I am not talking about those noble efforts.
Nor am I making a strictly altruistic assessment, that anger is “bad” and we should stop it.
Candidly, while there may be some merit in that, that’s not even it.
It’s just I realize basically nothing good of any substance has ever come in my life from being angry. Literally nothing.
Stop and think about that. All those times I was good and ticked off, what good came of it? Absolutely nothing.
Billy Joel sings of the angry young man with his “fist in the air and his head in the sand.” How true and, it seems to me, never more than now. Everybody is furious about something. Everybody. And there never has been a more conducive time to express that anger.
We have a plethora of social media, often allowing anonymity; a culture that glorifies any abhorrent behavior.
I watched promos during sporting events this weekend for network shows. They all are basically sound bites of atrocious behavior, often couched in anger. That’s the premise of the show, folks. All of them with some small variations ... same church, different pews.
Why? What is the point? Especially when I suggest nothing good is coming from it.
I offer myself as Exhibit A in that regard.
I recently ran into a woman with whom I had professional interaction some years back, and who, candidly, infuriated me with her decisions then. Years have passed and I am sure I still wouldn’t agree with much of what she did.
But I realize she was trying her best, just like me, and I did nothing to help the process by being so irate.
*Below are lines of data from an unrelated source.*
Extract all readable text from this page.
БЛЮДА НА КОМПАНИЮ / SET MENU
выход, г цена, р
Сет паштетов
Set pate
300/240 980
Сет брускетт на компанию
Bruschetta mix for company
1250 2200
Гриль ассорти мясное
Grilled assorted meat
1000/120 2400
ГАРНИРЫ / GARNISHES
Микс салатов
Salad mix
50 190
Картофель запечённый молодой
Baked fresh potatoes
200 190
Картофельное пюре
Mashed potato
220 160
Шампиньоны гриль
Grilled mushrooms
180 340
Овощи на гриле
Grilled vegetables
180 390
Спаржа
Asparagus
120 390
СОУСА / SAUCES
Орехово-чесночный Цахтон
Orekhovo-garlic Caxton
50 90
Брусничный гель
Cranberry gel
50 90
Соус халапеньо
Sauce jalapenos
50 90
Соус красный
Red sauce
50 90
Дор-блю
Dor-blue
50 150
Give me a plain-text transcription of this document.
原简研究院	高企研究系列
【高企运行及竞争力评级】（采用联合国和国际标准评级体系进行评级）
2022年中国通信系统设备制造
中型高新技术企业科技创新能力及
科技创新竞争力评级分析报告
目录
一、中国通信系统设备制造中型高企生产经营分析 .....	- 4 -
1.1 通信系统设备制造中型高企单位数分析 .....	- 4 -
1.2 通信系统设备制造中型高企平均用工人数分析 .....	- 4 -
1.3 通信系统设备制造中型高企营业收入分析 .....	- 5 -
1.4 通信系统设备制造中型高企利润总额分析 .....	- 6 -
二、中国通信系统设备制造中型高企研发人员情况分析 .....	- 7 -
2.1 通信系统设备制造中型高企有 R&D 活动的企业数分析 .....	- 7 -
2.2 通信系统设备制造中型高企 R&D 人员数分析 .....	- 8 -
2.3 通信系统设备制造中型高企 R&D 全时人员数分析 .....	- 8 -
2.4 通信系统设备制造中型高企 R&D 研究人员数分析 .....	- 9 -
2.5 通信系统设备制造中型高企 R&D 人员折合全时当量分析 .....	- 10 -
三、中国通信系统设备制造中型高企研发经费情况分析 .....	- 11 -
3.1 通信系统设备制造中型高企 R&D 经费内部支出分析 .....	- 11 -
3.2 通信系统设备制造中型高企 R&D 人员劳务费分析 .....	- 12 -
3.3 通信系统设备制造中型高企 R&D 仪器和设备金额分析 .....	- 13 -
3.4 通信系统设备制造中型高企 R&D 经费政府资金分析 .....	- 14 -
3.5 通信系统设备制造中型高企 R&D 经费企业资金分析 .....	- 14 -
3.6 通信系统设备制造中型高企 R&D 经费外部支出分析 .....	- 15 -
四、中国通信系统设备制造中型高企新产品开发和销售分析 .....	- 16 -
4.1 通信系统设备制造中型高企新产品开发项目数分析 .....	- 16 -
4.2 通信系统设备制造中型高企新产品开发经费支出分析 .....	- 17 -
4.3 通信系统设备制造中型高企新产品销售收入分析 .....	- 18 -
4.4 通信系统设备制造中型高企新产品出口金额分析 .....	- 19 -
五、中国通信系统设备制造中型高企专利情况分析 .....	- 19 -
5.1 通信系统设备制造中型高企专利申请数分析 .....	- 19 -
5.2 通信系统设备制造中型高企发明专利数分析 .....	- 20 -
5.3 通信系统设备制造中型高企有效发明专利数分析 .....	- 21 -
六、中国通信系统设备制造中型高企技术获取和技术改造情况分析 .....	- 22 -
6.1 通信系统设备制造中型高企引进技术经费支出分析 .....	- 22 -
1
The baseball great Ty Cobb, by most objective accounts, was an immensely unpleasant man and that is putting it tactfully. I don’t profess otherwise. But this Hall of Fame player whose achievements still are unequaled, had one regret on his deathbed.
“I wish I had made more friends,” he said.
He was the original angry young man. And angry old man. And angry-in-the-middle man.
I don’t want it anymore. We delude ourselves that there is something almost majestic in being angry, some “noble statement” it makes.
In hindsight, I’m just not buying it.
Emotions? Good God, yes. Passion? As long as I am breathing.
But I am trading in the anger model. It’s been recalled, and not a moment too soon.